Comments Page - Alleged Distillation Attacks by DeepSeek, Moonshot AI, and MiniMax

« Back Alleged Distillation Attacks by DeepSeek, Moonshot AI, and MiniMaxtwitter.comSubmitted by mike_kamau a day ago

exq a day ago
So it's okay when big American corps raid the internet ignoring any terms of service or licenses they see in order to train models they rent back to us, but when a foreign entity trains off of Anthropic it's illegal?
- riku_iki a day ago
  From the tweet, Anthropic's point is that distillation is Ok, unless new model has safeguards removed or used for military or surveillance purposes.
  dmonitor a day ago
  The fact that they're calling it an "attack" implies otherwise.
  I find the entire premise of this announcement absurd. Fraudulent accounts? They're just accounts. They paid for the access the same as any other.
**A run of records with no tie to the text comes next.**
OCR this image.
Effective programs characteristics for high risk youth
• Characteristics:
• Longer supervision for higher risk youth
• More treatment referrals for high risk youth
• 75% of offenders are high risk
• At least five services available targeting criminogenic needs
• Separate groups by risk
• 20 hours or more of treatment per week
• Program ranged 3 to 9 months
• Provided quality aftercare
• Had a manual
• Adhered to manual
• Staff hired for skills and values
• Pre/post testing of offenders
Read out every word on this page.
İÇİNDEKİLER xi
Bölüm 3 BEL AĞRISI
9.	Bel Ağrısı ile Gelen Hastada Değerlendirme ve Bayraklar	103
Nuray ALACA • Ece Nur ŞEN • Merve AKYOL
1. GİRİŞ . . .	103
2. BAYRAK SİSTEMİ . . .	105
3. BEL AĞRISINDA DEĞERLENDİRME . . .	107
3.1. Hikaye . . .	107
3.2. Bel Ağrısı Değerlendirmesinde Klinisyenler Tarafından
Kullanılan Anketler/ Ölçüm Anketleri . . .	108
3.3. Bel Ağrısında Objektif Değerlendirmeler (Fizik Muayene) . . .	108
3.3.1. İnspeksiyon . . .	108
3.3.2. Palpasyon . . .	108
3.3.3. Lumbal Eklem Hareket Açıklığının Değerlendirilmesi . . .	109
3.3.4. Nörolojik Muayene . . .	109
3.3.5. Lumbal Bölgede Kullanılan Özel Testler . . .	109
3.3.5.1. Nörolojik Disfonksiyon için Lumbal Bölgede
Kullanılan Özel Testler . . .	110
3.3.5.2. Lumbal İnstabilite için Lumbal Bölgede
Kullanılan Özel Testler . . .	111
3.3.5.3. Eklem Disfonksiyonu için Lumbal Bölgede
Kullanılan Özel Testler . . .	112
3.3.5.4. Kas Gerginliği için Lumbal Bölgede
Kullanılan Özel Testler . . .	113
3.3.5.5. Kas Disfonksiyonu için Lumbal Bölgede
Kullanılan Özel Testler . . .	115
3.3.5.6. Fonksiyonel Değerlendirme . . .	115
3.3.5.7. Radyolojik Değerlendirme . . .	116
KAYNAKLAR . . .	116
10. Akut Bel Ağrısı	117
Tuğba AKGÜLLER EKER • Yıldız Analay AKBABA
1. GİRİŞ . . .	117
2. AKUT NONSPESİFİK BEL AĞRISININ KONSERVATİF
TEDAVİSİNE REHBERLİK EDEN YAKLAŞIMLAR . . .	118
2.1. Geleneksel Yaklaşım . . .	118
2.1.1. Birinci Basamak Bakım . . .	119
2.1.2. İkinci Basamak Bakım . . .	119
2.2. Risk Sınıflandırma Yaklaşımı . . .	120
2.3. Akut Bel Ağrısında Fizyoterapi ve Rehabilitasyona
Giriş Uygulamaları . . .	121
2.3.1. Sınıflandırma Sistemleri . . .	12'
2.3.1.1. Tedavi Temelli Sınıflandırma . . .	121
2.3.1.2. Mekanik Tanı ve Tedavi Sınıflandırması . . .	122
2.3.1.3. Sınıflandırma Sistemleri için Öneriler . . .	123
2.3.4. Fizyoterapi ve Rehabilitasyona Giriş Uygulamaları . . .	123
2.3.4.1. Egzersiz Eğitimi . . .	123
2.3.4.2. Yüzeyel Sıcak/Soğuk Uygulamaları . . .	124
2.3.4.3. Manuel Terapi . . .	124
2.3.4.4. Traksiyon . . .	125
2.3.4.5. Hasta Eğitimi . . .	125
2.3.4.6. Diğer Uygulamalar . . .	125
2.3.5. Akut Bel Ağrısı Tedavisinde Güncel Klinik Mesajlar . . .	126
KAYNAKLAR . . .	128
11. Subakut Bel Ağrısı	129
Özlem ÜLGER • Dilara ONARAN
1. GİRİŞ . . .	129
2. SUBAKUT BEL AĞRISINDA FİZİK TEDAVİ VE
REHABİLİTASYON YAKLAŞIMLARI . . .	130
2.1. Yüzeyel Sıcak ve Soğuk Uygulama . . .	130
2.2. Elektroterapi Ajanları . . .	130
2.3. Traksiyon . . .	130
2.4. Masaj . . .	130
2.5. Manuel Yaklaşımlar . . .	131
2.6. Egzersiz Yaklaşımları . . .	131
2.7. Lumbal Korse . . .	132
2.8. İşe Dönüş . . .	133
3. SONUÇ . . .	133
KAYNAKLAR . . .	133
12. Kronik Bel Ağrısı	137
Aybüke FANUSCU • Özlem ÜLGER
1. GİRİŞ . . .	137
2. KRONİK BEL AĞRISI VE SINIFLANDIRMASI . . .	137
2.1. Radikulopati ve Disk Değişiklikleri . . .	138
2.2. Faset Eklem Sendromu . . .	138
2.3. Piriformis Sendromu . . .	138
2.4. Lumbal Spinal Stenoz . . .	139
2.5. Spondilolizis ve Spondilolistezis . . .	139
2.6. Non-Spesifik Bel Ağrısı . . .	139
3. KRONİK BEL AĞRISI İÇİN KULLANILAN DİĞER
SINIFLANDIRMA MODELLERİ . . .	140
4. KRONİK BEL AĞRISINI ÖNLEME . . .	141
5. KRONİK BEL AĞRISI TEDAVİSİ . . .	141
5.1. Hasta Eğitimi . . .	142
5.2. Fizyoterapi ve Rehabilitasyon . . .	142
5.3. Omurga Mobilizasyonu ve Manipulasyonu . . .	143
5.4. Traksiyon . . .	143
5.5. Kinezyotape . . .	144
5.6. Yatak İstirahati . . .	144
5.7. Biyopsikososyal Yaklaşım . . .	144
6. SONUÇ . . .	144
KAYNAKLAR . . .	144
They're accessing Claude just like a human (or *claw) would.
  There's no argument against their strategy that doesn't make them complete hypocrites in respect to how they got the model training data in the first place.
  mongrelion 17 hours ago
  I agree with you, especially with this:
  They paid for the access the same as any other.
  If anything, this makes them more legit than Anthropic because they are paying for the content, whereas Anthropic just stole *all* the data they got a hold of. So, in this case the Chinese AI labs stand on higher moral ground LOL.
  riku_iki a day ago
  > them complete hypocrites in respect to how they got the model training data in the first place.
  sure, hypocrisies is part of rules for big games: politics and business.
  > Fraudulent accounts? They're just accounts.
  they tell the story in blog post, that they don't allow claude in China, but those labs use some proxy services to access claude and mix traffic with regular users to hids its activities
  _aavaa_ a day ago
  I don’t think so. It reads much more like “distillation is okay when you do it to your own models.”
credit_guy a day ago
I don't think this counts as distillation. Distillation is when you use a teacher model to train a student model, but crucially, you have access to the entire probability distribution of the generated tokens, not just to the tokens themselves. That probability distribution increases tremendously the strength of the signal, so the training converges much faster. Claude does not provide these probabilities. So, Claude was used for synthetic training data generation, but not really for distillation.
- hooloovoo_zoo a day ago
  Sampling repeatedly gives them an estimate of the probability distribution in any case though.
  hooloovoo_zoo a day ago
  That would be an interesting paper actually; what is the optimal sampling technique given you only have access to the token outputs. Surely someone has already done it.
m4rtink a day ago
Oh no! They are stealing all the data we have stolen ourselves! This needs to be stopped and punished immediately!
veunes 13 hours ago
If just 16 million examples were enough to significantly boost model quality (as Anthropic claims), it turns out that data quality beats quantity
Instead of vacuuming petabytes of trash from Common Crawl, you can just take high-quality distillate from a SOTA model and get comparable results. Bad news for anyone betting solely on massive compute clusters and closed datasets
kingstnap a day ago
Cry me a river, build a bridge, and get over it?
They publish weights and useful research for everyone to benefit.
I mean this is incredibly tone deaf for a company facing multiple lawsuits over where they got their training data from.
ChrisArchitect a day ago
Discussion on Source: https://www.anthropic.com/news/detecting-and-preventing-dist... (https://news.ycombinator.com/item?id=47126177)
https://news.ycombinator.com/item?id=47126614
SilverElfin a day ago
One difference between Anthropic and others is that Anthropic is crawling publicly visible information, and their argument is that this is fair use. Whereas these Chinese LLMs are circumventing an account creating process and terms of service to misuse non public information.
Lots of people think Anthropic training their own LLM is the same but it really isn’t.
saberience a day ago
Pot, meet kettle!
I don’t think I’m the only one feeling some schadenfreude at this news. I suppose it’s ok when you’re a hot Silicon Valley scale-up to slurp up the rest of the worlds data for free and then hire hot shot lawyers to defend you against all the creatives you ripped off, but when it’s the “evil” Chinese doing the same to you it’s a dastardly “attack”?
- m4rtink a day ago
  Yeah - not only have we seend some of the same large companies that have trampled regular people and made examples of them in name of defending copyright fully ignore it when it was time to feed their AI models.
  And now the hypocrisy went full circle with complains of others not respecting their rights!